Erdoğan “Kıbrıs ve Ege’de haddini aşanları yanlış hesap yapmamaları konusunda ikaz ediyoruz.
Bunların efelikleri ordumuzu, gemilerimizi, uçaklarımızı görene kadardır” diyor…
*
Türkiye’nin bu uyarılarına rağmen,
Kıbrıs Rum Kesimi ekonomik bölgesinde (EEZ) Amerikan enerji devi ExxonMobil sondaj yapmaktadır.

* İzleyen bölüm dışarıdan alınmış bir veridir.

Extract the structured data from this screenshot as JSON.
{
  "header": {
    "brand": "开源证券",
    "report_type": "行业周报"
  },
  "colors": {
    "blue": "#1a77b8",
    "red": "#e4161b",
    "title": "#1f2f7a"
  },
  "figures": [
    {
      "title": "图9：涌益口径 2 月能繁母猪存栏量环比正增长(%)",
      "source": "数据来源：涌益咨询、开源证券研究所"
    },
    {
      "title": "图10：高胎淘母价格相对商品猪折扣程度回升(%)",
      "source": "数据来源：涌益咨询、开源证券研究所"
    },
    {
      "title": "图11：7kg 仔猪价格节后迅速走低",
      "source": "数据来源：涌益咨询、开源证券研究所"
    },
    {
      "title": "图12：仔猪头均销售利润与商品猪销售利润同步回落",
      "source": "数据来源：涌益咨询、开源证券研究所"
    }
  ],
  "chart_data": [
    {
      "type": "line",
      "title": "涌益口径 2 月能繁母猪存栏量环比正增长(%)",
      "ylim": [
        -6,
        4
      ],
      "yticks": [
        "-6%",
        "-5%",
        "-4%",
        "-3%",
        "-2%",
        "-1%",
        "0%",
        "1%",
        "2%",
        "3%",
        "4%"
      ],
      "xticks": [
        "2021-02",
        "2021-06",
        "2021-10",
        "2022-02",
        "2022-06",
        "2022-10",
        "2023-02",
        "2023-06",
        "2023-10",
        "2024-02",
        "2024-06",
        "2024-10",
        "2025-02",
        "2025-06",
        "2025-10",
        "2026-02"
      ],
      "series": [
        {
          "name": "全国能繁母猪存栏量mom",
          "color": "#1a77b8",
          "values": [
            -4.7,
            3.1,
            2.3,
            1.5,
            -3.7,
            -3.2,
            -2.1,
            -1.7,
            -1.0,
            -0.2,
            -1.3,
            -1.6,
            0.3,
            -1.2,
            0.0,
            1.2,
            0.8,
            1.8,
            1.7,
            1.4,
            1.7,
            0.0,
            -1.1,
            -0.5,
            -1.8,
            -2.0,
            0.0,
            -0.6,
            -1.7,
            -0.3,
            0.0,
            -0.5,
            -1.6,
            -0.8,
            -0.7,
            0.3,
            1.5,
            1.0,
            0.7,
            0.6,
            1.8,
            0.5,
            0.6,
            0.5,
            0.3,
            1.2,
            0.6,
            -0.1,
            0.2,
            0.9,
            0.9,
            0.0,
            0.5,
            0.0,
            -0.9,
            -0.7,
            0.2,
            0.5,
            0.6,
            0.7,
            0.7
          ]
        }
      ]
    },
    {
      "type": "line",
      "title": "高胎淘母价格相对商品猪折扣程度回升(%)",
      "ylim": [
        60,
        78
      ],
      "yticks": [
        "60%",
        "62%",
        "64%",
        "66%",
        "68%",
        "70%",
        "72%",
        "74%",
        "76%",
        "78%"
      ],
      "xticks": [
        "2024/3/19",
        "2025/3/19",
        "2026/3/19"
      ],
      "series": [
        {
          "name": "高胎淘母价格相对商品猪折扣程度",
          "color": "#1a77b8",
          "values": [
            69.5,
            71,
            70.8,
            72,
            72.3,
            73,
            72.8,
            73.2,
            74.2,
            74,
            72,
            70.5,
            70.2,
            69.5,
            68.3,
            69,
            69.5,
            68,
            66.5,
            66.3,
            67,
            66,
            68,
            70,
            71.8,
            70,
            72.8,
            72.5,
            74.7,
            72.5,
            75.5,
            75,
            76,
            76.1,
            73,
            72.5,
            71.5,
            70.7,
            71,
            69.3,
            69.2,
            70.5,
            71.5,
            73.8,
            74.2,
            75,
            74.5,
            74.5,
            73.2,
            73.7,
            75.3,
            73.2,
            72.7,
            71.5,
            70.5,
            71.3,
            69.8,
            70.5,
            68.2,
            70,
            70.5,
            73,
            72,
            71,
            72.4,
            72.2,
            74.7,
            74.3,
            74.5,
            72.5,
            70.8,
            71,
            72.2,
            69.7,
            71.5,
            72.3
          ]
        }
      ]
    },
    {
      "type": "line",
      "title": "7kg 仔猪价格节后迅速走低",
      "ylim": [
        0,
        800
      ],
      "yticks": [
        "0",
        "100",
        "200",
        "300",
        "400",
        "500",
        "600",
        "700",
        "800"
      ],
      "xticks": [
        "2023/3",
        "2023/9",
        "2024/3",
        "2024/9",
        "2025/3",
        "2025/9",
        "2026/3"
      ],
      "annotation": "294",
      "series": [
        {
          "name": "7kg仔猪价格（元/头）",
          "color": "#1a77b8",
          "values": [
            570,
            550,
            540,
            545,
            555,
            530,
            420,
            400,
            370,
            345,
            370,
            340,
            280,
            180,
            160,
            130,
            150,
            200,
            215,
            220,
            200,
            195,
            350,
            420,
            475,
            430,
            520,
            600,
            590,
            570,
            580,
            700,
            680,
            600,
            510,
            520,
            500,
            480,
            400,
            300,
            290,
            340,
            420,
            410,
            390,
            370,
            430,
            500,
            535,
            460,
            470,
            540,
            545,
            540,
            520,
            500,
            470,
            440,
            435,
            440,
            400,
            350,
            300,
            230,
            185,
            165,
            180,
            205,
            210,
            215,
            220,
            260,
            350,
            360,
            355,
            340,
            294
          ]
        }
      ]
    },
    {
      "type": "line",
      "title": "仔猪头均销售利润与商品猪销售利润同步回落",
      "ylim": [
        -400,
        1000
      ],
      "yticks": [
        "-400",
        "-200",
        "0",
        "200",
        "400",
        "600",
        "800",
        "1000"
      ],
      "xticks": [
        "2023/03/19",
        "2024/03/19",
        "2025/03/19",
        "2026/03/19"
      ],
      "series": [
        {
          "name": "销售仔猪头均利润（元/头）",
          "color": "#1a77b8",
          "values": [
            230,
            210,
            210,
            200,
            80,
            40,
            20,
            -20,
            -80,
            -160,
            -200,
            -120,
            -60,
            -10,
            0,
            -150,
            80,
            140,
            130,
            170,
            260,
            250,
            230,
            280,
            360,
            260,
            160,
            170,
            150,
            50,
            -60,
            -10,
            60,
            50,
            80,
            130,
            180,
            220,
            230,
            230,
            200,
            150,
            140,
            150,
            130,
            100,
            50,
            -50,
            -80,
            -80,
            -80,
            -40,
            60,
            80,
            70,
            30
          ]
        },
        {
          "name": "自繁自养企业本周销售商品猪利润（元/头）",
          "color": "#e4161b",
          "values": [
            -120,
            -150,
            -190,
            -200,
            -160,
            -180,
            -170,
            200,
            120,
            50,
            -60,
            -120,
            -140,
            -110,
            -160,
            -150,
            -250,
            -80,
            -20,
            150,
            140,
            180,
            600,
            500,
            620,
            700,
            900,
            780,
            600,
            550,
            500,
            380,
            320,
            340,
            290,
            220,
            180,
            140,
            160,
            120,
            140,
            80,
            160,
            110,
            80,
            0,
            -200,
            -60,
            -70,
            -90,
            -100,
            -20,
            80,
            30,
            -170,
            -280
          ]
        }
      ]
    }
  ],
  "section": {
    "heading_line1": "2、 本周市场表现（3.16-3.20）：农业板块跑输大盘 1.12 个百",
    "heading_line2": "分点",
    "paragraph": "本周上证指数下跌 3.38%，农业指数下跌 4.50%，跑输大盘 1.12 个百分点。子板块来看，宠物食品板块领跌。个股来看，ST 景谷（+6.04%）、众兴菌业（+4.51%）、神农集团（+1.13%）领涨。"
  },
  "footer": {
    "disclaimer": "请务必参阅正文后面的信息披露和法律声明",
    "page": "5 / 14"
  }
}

Dahası Salı günü Washington’da Rum Dışişleri Bakanı N. Hristodulides‘in ABD Dışişleri Bakanı M. Pompeo ile görüşmesinde,
Türkiye’nin enerji yataklarına yönelik planlarına ve uyarılarına tepki gösterilmesi gerilimi arttırmıştır…
*
Üstelik N.Hristodulides, Aralık’ta ABD-Yunanistan Stratejik Diyalog girişimiyle,
Yunanistan, Kıbrıs Rum Kesimi ve İsrail arasındaki üçlü işbirliğinin ABD’yi de kapsayacak şekilde genişletileceğini,
Böylece Washington da dahil olmak üzere, tüm taraflar için Doğu Akdeniz bölgesinde güvenlik, istikrar ve barışa önemli bir katkıda bulunulacağını,
Halihazırda Washington’un ” ABD, Yunanistan, İsrail ve Kıbrıs Rum Kesimi” arasında dörtlü bir toplantı beklentisini incelediğini de açıklamış bulunuyor….
*
Aslında ABD ve İsrail‘in Doğu Akdeniz ve Ege‘deki çatışmalar karşısında nasıl tepki vereceğine dair yanlış varsayımlardan kaçınmak için,
Çaba sarf etmeleri ve gayret etmeleri büyük önem taşıyor.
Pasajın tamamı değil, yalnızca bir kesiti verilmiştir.